Making Genomic Data Analysis Faster and More Accurate
- Matei Zaharia and Kristal Curtis | UC Berkeley
The Human Genome Project was completed almost a decade ago. One of its most promising potential outcomes is the ability to use genomic data for personalized medicine, especially in genetically-driven diseases such as cancer. Despite the excitement around this approach, personalized medicine is still in its infancy. One hurdle is producing large amounts of low-cost but accurate genomic data, to better understand the connections between genotype and health. Fortunately, technology advances in the past ten years have enabled a rapid fall, faster than Moore’s Law, in the cost of DNA sequencing. However, the disadvantage of new DNA sequencers is that postprocessing the data they produce is hard. These sequencers produce large numbers of short (100-character) “reads” from the genome, which must then be assembled, much like a puzzle, into a full sequence. Because of its high computational cost, this data analysis problem will soon dominate the cost of reconstructing a genome.

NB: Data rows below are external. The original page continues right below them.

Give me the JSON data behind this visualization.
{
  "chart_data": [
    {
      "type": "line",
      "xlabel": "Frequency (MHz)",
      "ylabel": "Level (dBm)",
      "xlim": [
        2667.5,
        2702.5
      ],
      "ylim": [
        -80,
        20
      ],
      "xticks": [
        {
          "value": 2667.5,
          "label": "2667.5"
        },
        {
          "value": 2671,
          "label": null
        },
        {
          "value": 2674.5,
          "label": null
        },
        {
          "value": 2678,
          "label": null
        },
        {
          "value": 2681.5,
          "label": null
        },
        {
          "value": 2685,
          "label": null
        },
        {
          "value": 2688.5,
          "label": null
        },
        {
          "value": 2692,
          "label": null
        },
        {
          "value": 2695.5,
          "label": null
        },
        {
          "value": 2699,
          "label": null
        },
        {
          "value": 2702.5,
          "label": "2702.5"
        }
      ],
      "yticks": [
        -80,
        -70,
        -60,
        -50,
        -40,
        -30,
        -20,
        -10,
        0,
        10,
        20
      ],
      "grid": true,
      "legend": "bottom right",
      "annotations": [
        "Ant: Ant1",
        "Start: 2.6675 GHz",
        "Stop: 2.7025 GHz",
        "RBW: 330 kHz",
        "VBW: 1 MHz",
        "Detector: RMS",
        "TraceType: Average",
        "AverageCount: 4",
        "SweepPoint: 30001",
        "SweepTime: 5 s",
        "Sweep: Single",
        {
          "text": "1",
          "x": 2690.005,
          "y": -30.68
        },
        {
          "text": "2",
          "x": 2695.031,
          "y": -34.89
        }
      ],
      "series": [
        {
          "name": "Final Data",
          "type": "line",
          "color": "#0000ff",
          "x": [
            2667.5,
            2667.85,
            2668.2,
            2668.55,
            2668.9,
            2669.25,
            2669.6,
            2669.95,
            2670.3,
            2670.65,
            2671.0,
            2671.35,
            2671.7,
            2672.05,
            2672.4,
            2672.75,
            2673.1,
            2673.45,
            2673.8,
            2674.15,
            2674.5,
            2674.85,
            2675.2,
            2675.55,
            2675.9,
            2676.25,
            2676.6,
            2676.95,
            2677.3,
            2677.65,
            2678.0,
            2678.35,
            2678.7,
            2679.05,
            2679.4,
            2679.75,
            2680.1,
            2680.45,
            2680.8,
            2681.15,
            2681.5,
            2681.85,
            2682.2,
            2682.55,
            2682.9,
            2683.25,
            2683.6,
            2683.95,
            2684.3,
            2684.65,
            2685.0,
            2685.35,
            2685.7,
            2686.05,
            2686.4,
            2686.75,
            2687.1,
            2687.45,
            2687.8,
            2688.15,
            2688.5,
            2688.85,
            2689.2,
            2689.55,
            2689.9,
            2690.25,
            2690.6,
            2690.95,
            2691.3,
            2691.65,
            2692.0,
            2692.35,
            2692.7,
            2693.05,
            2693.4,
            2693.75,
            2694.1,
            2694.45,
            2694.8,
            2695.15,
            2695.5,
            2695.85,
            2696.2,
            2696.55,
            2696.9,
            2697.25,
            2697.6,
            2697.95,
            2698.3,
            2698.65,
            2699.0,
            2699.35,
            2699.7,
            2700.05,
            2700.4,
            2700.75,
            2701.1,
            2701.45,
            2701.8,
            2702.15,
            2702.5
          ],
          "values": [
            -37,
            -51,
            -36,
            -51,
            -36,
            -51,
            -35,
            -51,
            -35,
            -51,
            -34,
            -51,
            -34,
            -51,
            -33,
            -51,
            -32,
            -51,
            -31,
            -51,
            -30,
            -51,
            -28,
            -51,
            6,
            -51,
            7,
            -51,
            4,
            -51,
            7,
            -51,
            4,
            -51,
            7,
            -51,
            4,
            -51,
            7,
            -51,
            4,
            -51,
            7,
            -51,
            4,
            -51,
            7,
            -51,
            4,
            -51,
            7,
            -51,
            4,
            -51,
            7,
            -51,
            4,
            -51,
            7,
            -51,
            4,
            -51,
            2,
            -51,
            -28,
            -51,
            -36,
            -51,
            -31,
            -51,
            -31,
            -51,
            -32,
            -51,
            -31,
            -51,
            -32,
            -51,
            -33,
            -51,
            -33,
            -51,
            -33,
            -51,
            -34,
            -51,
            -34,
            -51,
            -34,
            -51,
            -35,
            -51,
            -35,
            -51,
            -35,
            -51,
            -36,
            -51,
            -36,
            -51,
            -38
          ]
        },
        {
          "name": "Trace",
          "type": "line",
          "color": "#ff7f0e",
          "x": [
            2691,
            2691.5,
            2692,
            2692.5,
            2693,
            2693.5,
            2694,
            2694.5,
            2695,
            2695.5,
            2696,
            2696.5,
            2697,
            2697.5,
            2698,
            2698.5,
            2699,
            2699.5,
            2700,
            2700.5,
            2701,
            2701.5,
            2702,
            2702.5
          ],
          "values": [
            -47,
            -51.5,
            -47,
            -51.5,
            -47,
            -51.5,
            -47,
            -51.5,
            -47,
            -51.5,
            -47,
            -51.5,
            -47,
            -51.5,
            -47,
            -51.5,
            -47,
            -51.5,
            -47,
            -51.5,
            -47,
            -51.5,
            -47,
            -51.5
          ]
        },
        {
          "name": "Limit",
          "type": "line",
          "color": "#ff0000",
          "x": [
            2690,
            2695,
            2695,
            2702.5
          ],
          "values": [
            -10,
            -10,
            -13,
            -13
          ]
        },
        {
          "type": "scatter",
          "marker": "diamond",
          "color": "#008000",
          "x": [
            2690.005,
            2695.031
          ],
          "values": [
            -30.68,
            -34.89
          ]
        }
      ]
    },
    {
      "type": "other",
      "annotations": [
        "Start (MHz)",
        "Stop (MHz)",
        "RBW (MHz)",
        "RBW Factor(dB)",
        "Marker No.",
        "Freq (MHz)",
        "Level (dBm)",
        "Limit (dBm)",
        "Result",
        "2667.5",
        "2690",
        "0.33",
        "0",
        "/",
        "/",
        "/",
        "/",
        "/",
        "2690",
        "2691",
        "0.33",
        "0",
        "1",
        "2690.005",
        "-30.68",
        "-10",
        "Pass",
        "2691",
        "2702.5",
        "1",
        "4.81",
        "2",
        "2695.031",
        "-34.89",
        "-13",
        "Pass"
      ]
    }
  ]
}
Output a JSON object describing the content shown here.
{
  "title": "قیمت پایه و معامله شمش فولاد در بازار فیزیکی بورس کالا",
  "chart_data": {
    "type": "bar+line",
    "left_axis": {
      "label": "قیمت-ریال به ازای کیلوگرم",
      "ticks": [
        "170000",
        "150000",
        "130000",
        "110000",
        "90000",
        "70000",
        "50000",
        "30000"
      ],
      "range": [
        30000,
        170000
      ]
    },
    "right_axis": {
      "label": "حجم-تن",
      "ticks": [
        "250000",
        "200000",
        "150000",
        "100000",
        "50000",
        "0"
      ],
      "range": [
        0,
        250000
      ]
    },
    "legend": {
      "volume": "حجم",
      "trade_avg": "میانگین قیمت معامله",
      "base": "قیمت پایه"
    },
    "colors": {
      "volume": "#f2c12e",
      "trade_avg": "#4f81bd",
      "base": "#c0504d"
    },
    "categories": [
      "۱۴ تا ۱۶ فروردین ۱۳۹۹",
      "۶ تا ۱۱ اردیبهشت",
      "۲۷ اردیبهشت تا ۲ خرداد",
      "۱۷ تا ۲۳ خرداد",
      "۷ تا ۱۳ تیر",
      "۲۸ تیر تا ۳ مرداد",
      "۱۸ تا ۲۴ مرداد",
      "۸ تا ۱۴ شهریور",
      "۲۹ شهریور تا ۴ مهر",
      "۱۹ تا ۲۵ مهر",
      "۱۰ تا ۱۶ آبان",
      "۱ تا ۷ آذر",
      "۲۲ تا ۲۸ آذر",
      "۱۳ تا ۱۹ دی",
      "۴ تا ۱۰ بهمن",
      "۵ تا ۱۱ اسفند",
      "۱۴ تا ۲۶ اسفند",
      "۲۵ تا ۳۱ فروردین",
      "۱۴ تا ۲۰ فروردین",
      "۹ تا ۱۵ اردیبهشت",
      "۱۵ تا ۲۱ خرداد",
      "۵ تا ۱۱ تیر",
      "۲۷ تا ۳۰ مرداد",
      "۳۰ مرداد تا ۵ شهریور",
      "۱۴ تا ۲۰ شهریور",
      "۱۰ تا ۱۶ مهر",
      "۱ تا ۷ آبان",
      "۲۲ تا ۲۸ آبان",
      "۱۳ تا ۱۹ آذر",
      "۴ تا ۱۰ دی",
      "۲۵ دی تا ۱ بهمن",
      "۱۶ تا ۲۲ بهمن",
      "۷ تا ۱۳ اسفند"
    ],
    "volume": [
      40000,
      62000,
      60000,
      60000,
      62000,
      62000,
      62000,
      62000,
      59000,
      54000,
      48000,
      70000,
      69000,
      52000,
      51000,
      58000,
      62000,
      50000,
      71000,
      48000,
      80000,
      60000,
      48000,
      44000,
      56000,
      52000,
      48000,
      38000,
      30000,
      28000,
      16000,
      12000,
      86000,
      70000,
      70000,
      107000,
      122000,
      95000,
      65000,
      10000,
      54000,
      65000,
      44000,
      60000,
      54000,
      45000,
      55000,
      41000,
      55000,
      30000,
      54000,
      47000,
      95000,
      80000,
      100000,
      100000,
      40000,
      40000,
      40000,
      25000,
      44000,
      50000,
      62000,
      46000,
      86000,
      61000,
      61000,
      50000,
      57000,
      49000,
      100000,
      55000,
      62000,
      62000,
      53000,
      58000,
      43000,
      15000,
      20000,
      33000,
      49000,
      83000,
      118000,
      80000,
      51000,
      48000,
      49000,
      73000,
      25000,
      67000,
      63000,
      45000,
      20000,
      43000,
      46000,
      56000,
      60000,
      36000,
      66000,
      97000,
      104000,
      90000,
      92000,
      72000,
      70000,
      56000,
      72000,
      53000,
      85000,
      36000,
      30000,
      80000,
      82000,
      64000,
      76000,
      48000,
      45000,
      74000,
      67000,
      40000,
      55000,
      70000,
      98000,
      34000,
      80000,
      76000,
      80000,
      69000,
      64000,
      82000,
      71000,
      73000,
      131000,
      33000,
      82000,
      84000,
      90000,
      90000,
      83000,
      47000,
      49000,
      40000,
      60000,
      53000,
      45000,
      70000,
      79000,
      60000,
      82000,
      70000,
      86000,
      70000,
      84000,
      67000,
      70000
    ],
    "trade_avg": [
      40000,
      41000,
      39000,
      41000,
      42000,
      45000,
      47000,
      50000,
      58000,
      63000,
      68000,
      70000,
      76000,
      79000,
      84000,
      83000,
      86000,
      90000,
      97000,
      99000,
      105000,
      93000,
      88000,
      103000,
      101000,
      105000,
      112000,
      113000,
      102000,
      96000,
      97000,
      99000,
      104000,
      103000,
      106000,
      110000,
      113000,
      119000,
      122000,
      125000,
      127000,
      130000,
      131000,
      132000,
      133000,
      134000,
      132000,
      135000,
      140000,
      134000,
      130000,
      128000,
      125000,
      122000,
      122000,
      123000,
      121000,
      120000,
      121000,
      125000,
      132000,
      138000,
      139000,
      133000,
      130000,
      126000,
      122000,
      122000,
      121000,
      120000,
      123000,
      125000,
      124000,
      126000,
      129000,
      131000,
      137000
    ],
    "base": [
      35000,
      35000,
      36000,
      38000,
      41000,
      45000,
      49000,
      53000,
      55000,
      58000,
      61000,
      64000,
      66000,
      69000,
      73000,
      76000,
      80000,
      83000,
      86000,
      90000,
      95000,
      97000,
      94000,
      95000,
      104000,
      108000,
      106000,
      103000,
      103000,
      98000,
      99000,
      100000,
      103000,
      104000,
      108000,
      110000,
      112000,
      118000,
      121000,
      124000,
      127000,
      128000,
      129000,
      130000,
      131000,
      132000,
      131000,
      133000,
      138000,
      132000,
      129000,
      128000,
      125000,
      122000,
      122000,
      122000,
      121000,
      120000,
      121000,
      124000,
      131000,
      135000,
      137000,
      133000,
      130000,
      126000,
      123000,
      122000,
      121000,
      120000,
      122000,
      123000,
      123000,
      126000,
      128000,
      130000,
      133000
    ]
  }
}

Our group, a team of researchers from the UC Berkeley AMP Lab, Microsoft, and UCSF, is working on a holistic system to quickly and accurately process short-read DNA data. This is in contrast to previous work, where the processing was broken up into discrete stages and separately optimized, resulting in inefficient resource usage and information loss. Our most mature contribution so far is a new algorithm for the first step in this process, alignment, where each read is matched to the location in the genome from which it most likely came. Alignment has traditionally been highly compute-intensive, taking days for one genome. Our new aligner, the Scalable Nucleotide Alignment Program (SNAP), reduces this cost by 10-100x, while simultaneously improving accuracy. It accomplishes this through a combination of algorithmic innovation and judicious use of modern hardware. We are also applying the insights from SNAP to further steps of the sequencing process, which use alignment results from multiple reads to determine the individual’s true genotype.
Speaker Details
Matei Zaharia is a fifth-year PhD student at UC Berkeley, working with Scott Shenker and Ion Stoica on topics in computer systems, networks and cloud computing. He is also a committer on Apache Hadoop and Apache Mesos. Matei is funded by a Google PhD Fellowship.
Kristal Curtis is a fifth-year PhD student in the AMP Lab at UC Berkeley, advised by David Patterson and Armando Fox. Her research has focused on performance modeling for storage systems and fast and accurate analysis of genomics data. She has been supported by an NSF Graduate Research Fellowship and a UC Berkeley Chancellor’s Fellowship.